The Process of Repentance

Repentance is a process that demands continual attention.  Other sections in this study will help you identify sins in your life and open doors in your spiritual hedge that may need to be closed and healed. Address only those areas where you may have need.

The first step of repentance is to become convicted of wrongdoing, to identify that which needs repentance.  Therefore, make a list of those sins that God brings to your attention as you review the other sections and as you make use of the sample checklists.   Once you have identified the things God wants released and healed, pray the prayer for confession of sin, which follows.  Since we “all sin and fall short of the glory of God” (Rom 3:23), we will need to repeat this process from time to time.  The author did this first many years ago.  Since then, he has repeated the process a number of times.  It is interesting that the sins listed in previous efforts didn’t appear on subsequent lists.   Apparently the Lord doesn’t want us to see all our “stuff” at once, else we would perhaps give up.  Repentance is a continual process.

On the other hand, too much introspection is detrimental as well.  We can depend upon the Holy Spirit to convict us of sin.  Then we need to deal with it immediately.

Prayer for Confession of Sin

For each sin or group of sins identified, pray something along the lines of the following:

Lord God, I confess and acknowledge _________________ as a sin in my life.  I am sorry for my sin and I repent of it.  I renounce _________________ and take back the spiritual ground I gave to Satan when I sinned, and I give it to you Heavenly Father.  In Jesus’ name I pray.  Amen.

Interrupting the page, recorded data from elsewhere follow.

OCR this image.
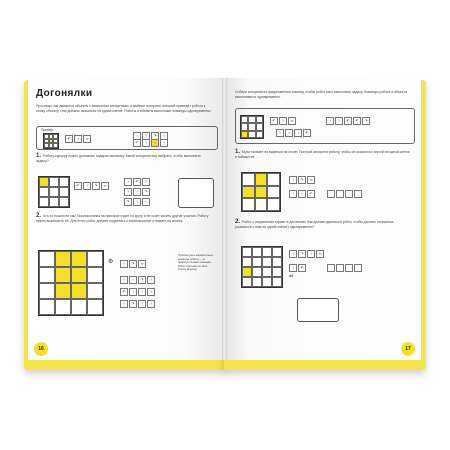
Догонялки
Проследи, как движутся объекты с известным алгоритмом, и выбери алгоритм, который приведёт робота к этому объекту. Они должны оказаться на одной клетке. Роботы и объекты выполняют команды одновременно.
Пример
↶	↑	∞
↑	↑	↷	↑
↶	↑	↑	↑
1. Роботу-курьеру нужно доставить подарок мальчику. Какой алгоритм ему выбрать, чтобы выполнить задачу?
↶	↑	↷	∞
↑	↶	↑
↑	↑	↷
↷	↑	↑
2. Что-то пошло не так! Газонокосилка на пригорке ездит по кругу и не хочет косить другие участки. Роботу нужно выключить её. Для этого робот должен подъехать к газонокосилке и нажать на кнопку.
⚙	↑	↷	∞
↑	↑	↷	↑
↶	↑	↑	↑
↑	↷	↑	↑
Присмотрись внимательно: команда робота — в прямоугольнике команды. Робот пригнав на свое клетку вперёд.
16
Собери алгоритм из предложенных команд, чтобы робот смог выполнить задачу. Команды робота и объекта выполняются одновременно.
↶	↑	∞	↑	↑	↶	↶	↷
↑	↑	↑	↶
1. Муха ползает по варенью на столе. Построй алгоритм роботу, чтобы он оказался с мухой на одной клетке и поймал её.
↑	↷	∞
↑	↑	↶
2. Робот с лягушонком играют в догонялки. Как должен двигаться робот, чтобы догнать лягушонка (оказаться с ним на одной клетке) одновременно?
↑	↷	↑	∞
↑	↶
x2
17
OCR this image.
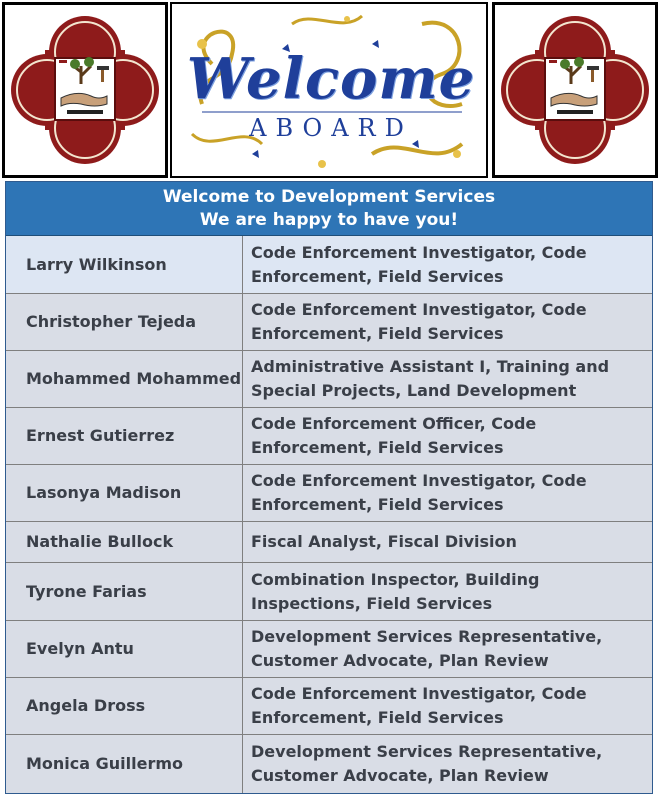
Welcome
ABOARD
Welcome to Development Services
We are happy to have you!
Larry Wilkinson
Code Enforcement Investigator, Code Enforcement, Field Services
Christopher Tejeda
Code Enforcement Investigator, Code Enforcement, Field Services
Mohammed Mohammed
Administrative Assistant I, Training and Special Projects, Land Development
Ernest Gutierrez
Code Enforcement Officer, Code Enforcement, Field Services
Lasonya Madison
Code Enforcement Investigator, Code Enforcement, Field Services
Nathalie Bullock	Fiscal Analyst, Fiscal Division
Tyrone Farias
Combination Inspector, Building Inspections, Field Services
Evelyn Antu
Development Services Representative, Customer Advocate, Plan Review
Angela Dross
Code Enforcement Investigator, Code Enforcement, Field Services
Monica Guillermo
Development Services Representative, Customer Advocate, Plan Review
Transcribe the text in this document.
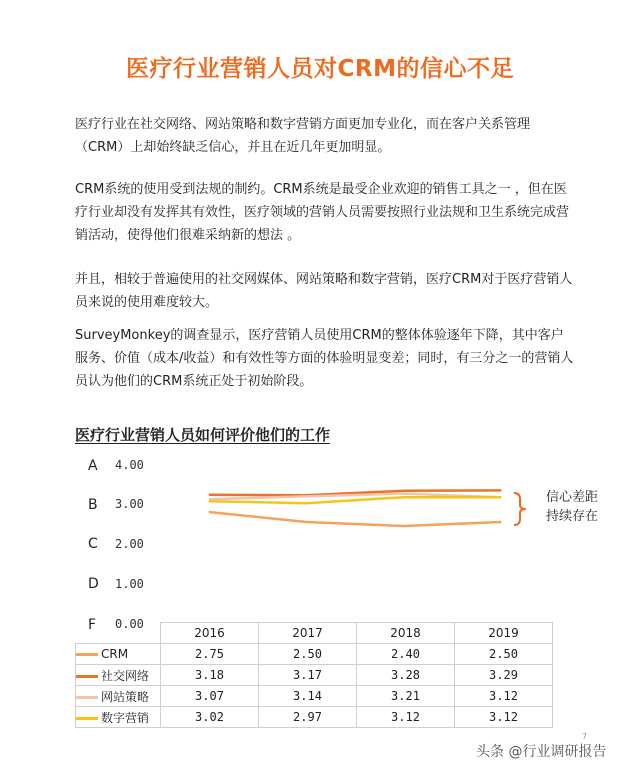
医疗行业营销人员对CRM的信心不足
医疗行业在社交网络、网站策略和数字营销方面更加专业化，而在客户关系管理（CRM）上却始终缺乏信心，并且在近几年更加明显。
CRM系统的使用受到法规的制约。CRM系统是最受企业欢迎的销售工具之一 ，但在医疗行业却没有发挥其有效性，医疗领域的营销人员需要按照行业法规和卫生系统完成营销活动，使得他们很难采纳新的想法 。
并且，相较于普遍使用的社交网媒体、网站策略和数字营销，医疗CRM对于医疗营销人员来说的使用难度较大。
SurveyMonkey的调查显示，医疗营销人员使用CRM的整体体验逐年下降，其中客户服务、价值（成本/收益）和有效性等方面的体验明显变差；同时，有三分之一的营销人员认为他们的CRM系统正处于初始阶段。
医疗行业营销人员如何评价他们的工作
A
B
C
D
F
4.00
3.00
2.00
1.00
0.00
信心差距持续存在
	2016	2017	2018	2019
CRM	2.75	2.50	2.40	2.50
社交网络	3.18	3.17	3.28	3.29
网站策略	3.07	3.14	3.21	3.12
数字营销	3.02	2.97	3.12	3.12
7
头条 @行业调研报告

Afterward, find a trustworthy friend or a pastor and share your list for the purpose of confession.  You need not go into specific details but you do need to confess these sins.  Ask your friend or pastor to pray for you, that the Lord might forgive and heal you of all your sins; pray that your spiritual gates in each of these areas may be healed and closed.  And give the praise to Jesus.